New products, approaches, and clients come and go, each with unique
demands.
Probably the worst examples of this
particular problem, for me anyway, come up when I pick up a new
version of a product I’ve not worked with for a while. The better I
knew the product, the worse the experience feels. Things don’t work
the way I expect. Buttons shift around; menu items change or
disappear. It took me about an hour, for example, to work out how to
make some changes to a WISE package. I’d done it dozens of times in
the past, but two versions back from the tool I end up using. What I
wanted to do wasn’t even hard I just kept going about it in the
wrong way.
Most infrastructure people I know can
move quickly from the frustration stage to the rebuilding stage.
It’s something we find enjoyable, actually, which certainly makes
life easier for us. But each time we have to relearn something it
takes a toll. The more we push it, the more things we touch on, the
more stressful things become. The harder we try to keep up with all
of the changes the less energy we have for other things, like our
lives. The more we try to maintain a clear focus on multiple
technologies, the more difficult it becomes to keep them all separate
and functional in our heads.
The stress builds up over time. If you
have to shift rapidly between multiple, quickly changing products you
wear down quickly. If you work with a single product, or a small set
of intimately related code-bases, you learn more about a particular
product and encounter the need to radically change your mental map
less. I suspect, but cannot prove, that this tendency helps to
reinforce the silo approach so common in IT shops all over the world.

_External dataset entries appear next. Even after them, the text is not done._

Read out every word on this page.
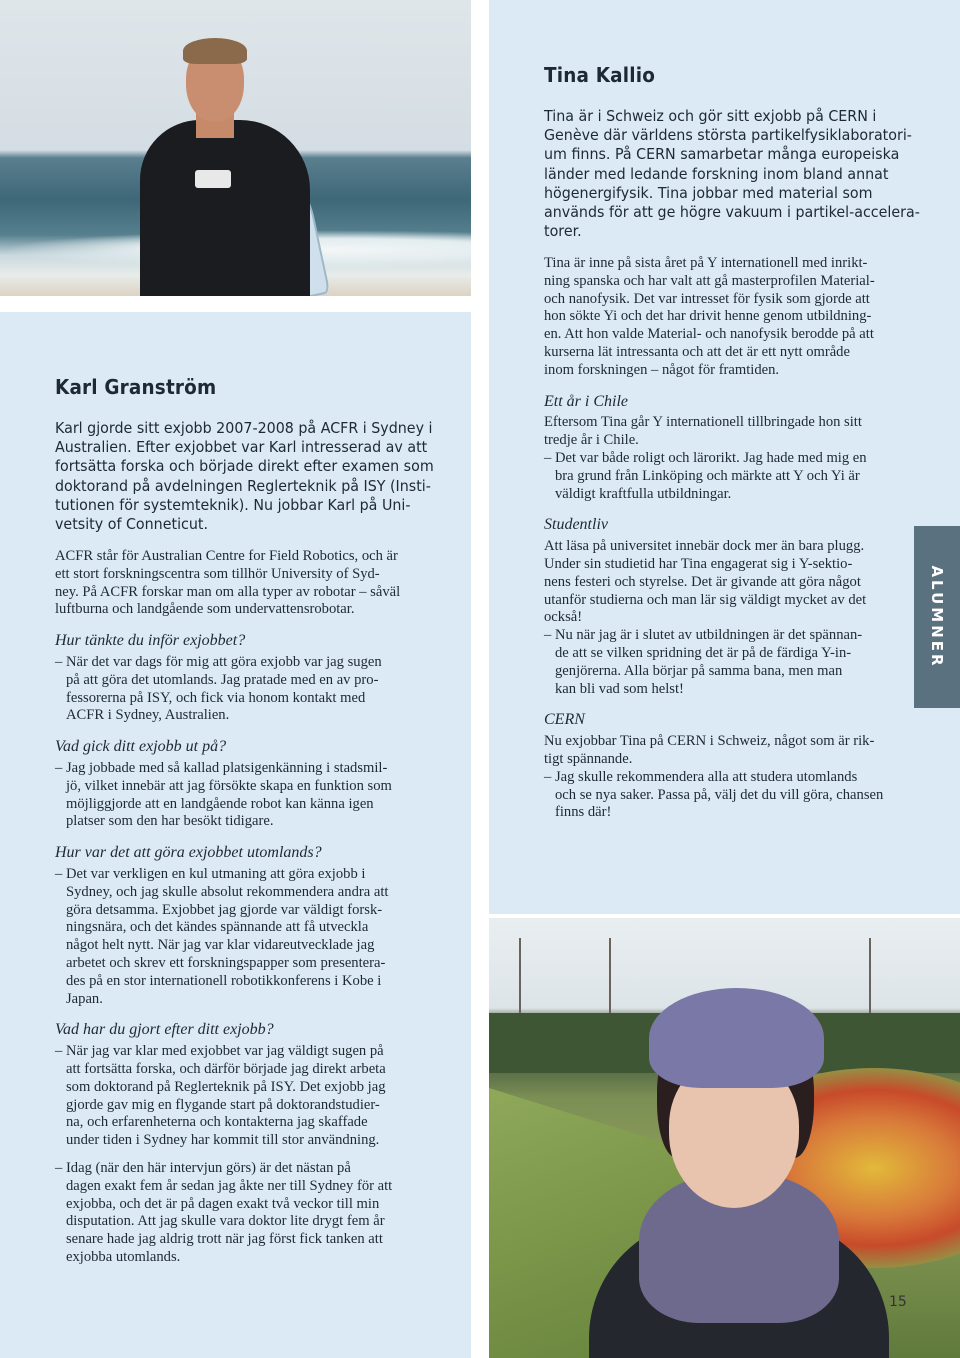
Karl Granström

Karl gjorde sitt exjobb 2007-2008 på ACFR i Sydney i

Australien. Efter exjobbet var Karl intresserad av att

fortsätta forska och började direkt efter examen som

doktorand på avdelningen Reglerteknik på ISY (Insti-

tutionen för systemteknik). Nu jobbar Karl på Uni-

vetsity of Conneticut.

ACFR står för Australian Centre for Field Robotics, och är
ett stort forskningscentra som tillhör University of Syd-
ney. På ACFR forskar man om alla typer av robotar – såväl
luftburna och landgående som undervattensrobotar.
Hur tänkte du inför exjobbet?
– När det var dags för mig att göra exjobb var jag sugen
på att göra det utomlands. Jag pratade med en av pro-
fessorerna på ISY, och fick via honom kontakt med
ACFR i Sydney, Australien.
Vad gick ditt exjobb ut på?
– Jag jobbade med så kallad platsigenkänning i stadsmil-
jö, vilket innebär att jag försökte skapa en funktion som
möjliggjorde att en landgående robot kan känna igen
platser som den har besökt tidigare.
Hur var det att göra exjobbet utomlands?
– Det var verkligen en kul utmaning att göra exjobb i
Sydney, och jag skulle absolut rekommendera andra att
göra detsamma. Exjobbet jag gjorde var väldigt forsk-
ningsnära, och det kändes spännande att få utveckla
något helt nytt. När jag var klar vidareutvecklade jag
arbetet och skrev ett forskningspapper som presentera-
des på en stor internationell robotikkonferens i Kobe i
Japan.
Vad har du gjort efter ditt exjobb?
– När jag var klar med exjobbet var jag väldigt sugen på
att fortsätta forska, och därför började jag direkt arbeta
som doktorand på Reglerteknik på ISY. Det exjobb jag
gjorde gav mig en flygande start på doktorandstudier-
na, och erfarenheterna och kontakterna jag skaffade
under tiden i Sydney har kommit till stor användning.
– Idag (när den här intervjun görs) är det nästan på
dagen exakt fem år sedan jag åkte ner till Sydney för att
exjobba, och det är på dagen exakt två veckor till min
disputation. Att jag skulle vara doktor lite drygt fem år
senare hade jag aldrig trott när jag först fick tanken att
exjobba utomlands.
Tina Kallio

Tina är i Schweiz och gör sitt exjobb på CERN i

Genève där världens största partikelfysiklaboratori-

um finns. På CERN samarbetar många europeiska

länder med ledande forskning inom bland annat

högenergifysik. Tina jobbar med material som

används för att ge högre vakuum i partikel-accelera-

torer.

Tina är inne på sista året på Y internationell med inrikt-
ning spanska och har valt att gå masterprofilen Material-
och nanofysik. Det var intresset för fysik som gjorde att
hon sökte Yi och det har drivit henne genom utbildning-
en. Att hon valde Material- och nanofysik berodde på att
kurserna lät intressanta och att det är ett nytt område
inom forskningen – något för framtiden.
Ett år i Chile
Eftersom Tina går Y internationell tillbringade hon sitt
tredje år i Chile.
– Det var både roligt och lärorikt. Jag hade med mig en
bra grund från Linköping och märkte att Y och Yi är
väldigt kraftfulla utbildningar.
Studentliv
Att läsa på universitet innebär dock mer än bara plugg.
Under sin studietid har Tina engagerat sig i Y-sektio-
nens festeri och styrelse. Det är givande att göra något
utanför studierna och man lär sig väldigt mycket av det
också!
– Nu när jag är i slutet av utbildningen är det spännan-
de att se vilken spridning det är på de färdiga Y-in-
genjörerna. Alla börjar på samma bana, men man
kan bli vad som helst!
CERN
Nu exjobbar Tina på CERN i Schweiz, något som är rik-
tigt spännande.
– Jag skulle rekommendera alla att studera utomlands
och se nya saker. Passa på, välj det du vill göra, chansen
finns där!
ALUMNER
15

Managing that stress in ourselves is
hard enough. I know when I really dig into something I get surly and
difficult to deal with. My wife even comments on it form time to
time. But as leaders we have another challenge entirely: managing
the stress of others as they try to get the business’ job done. Note
that it’s not always our team’s job; often we find ourselves
wrestling with problems in infrastructure which have little or
nothing to do with us in the end.
Hummm. Helping others to manage their
own stress brings us full circle to my comments about fugue states
earlier. Allowing people to push themselves to the breaking point
does little good for anyone. It breaks down the individual’s
productivity. It shatters the team’s focus. Ultimately, it leads to
an inability to deliver very, very common in the world of IT.